Par Vincent Colot (chroniqueur exclusif) – Analyste financier
Depuis plusieurs mois, nombreux sont les spécialistes qui alertent sur les inconvénients qu’il y a à laisser dormir son argent sur des comptes d’épargne n’offrant que de minuscules rendements, inférieurs à l’inflation. Y remédier passerait par la constitution d’un portefeuille diversifié d’investissements (actions et obligations).
Fort bien.
Encore s’agit-il de ne pas nourrir des attentes disproportionnées quant au rendement à venir de tels placements. Or, deux études récentes (Schroders et Natixis) menées auprès d’investisseurs de différents pays indiquent que ceux-ci sont particulièrement optimistes pour les prochaines années, s’attendant en moyenne à des rendements annuels de l’ordre de … 11%. Pire : plus ils s’affirment au fait des arcanes de la finance et plus ils sont optimistes ! Plus raisonnablement, les investisseurs feraient mieux d’envisager, pour un portefeuille de risque modéré (“neutre”) des rendements au moins deux fois moindres. La (relative) nervosité des marchés durant l’été constituera-t-elle le point de départ d’une salutaire prise de conscience ? On peut en douter. Même si, en effet, les nuages s’amoncellent, ayant pour noms tensions commerciales USA/Chine, Brexit, taux d’intérêt négatifs, Iran, Argentine, Turquie, faible production manufacturière en Occident, recul général de la productivité, etc, jusqu’ici la Bourse plie parfois mais ne rompt pas !
Or, en Bourse, l’excès de confiance est fâcheux, pour au moins deux raisons.
Primo, à terme, l’investisseur, ayant tablé sur de meilleurs rendements, risque de devoir renoncer à son projet (complément de retraite, résidence secondaire, etc), sauf à s’endetter, ce qui est toujours une aventure hasardeuse assez tard dans la vie.
Secundo, et ce danger n’est pas à sous-estimer, au fur et à mesure où la désillusion prendrait en consistance, il serait tenté de s’exposer à plus de risque qu’il ne peut en réalité supporter, s’éloignant potentiellement encore plus de ses objectifs. A l’image d’un joueur de casino qui chercherait à tout prix à “se refaire” … Pour l’investisseur, cela pourrait consister à recourir massivement aux actions individuelles, qui plus est en s’aventurant sur des sentiers peu balisés (petites capitalisations, actions technologiques, …).

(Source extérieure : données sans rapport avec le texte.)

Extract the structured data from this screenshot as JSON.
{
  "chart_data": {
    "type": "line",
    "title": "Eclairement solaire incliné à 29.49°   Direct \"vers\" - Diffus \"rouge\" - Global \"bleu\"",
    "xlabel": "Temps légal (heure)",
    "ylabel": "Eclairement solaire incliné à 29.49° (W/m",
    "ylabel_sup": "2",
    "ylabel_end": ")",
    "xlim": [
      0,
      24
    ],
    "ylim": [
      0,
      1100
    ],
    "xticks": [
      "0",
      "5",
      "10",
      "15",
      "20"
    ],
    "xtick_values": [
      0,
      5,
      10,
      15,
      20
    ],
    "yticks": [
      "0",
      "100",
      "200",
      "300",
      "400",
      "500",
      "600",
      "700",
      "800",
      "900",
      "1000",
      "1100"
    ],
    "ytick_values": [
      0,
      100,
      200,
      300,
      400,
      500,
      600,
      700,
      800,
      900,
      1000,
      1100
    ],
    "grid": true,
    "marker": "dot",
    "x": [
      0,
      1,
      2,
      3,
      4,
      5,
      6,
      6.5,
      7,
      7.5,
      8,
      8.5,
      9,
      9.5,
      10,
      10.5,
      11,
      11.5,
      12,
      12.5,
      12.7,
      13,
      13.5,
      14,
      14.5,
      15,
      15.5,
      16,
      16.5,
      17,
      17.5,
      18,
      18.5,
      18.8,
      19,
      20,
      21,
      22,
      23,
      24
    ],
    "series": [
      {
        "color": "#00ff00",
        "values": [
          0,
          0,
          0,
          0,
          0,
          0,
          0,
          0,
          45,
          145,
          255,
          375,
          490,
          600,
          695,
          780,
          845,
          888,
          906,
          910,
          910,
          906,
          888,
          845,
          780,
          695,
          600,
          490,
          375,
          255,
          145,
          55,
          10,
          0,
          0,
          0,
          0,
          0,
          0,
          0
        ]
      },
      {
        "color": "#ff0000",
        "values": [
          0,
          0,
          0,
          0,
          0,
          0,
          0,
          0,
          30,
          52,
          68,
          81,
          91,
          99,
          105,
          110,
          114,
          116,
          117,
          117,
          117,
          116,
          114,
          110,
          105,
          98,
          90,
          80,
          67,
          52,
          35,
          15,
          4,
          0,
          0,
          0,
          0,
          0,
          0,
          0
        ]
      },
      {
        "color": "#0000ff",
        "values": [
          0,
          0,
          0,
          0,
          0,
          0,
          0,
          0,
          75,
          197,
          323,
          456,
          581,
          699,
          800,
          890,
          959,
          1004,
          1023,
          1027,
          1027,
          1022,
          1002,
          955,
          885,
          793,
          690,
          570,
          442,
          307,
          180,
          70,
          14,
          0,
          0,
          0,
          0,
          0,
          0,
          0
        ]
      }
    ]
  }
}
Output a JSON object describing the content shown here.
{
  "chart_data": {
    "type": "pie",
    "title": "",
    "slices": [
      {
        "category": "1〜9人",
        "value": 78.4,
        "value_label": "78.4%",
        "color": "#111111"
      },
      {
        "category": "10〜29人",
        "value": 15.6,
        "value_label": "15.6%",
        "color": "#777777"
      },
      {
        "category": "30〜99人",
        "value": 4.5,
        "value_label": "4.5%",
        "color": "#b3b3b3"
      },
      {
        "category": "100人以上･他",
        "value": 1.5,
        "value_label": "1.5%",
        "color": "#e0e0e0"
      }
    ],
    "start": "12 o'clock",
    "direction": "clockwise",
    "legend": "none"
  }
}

Or, de ce que j’entends aujourd’hui des préoccupations de nombreux petits investisseurs, leur intérêt se porte déjà beaucoup (trop) sur des actions (très) spéculatives, qu’elles se caractérisent par des fondamentaux de piètre qualité ou par des niveaux de cours manifestement excessifs. Signalons ici que, d’après de récents calculs, sur les 30 dernières années, les rendements de plus de 50% des actions cotées dans le monde ne dépassent pas celui du taux sans risque américain. (Oui, vous avez bien lu). Avec, souvent, des pertes significatives en capital à la clé.
Gardez-vous donc de tout excès de confiance ! Restez réaliste dans vos attentes et ne déviez pas des règles élémentaires de saine prudence. Ainsi, en matière d’actions individuelles (y compris celles dites “de bon père de famille”), si votre position atteint ou dépasse quelque 25% de votre avoir, sachez que vous prenez déjà un risque significatif. Quant à vos objectifs financiers à terme, s’ils sont trop amibitieux par rapport à votre feuille de routre, c’est assez simple : ou bien vous les revoyez à la baisse ou bien vous épargnez davantage.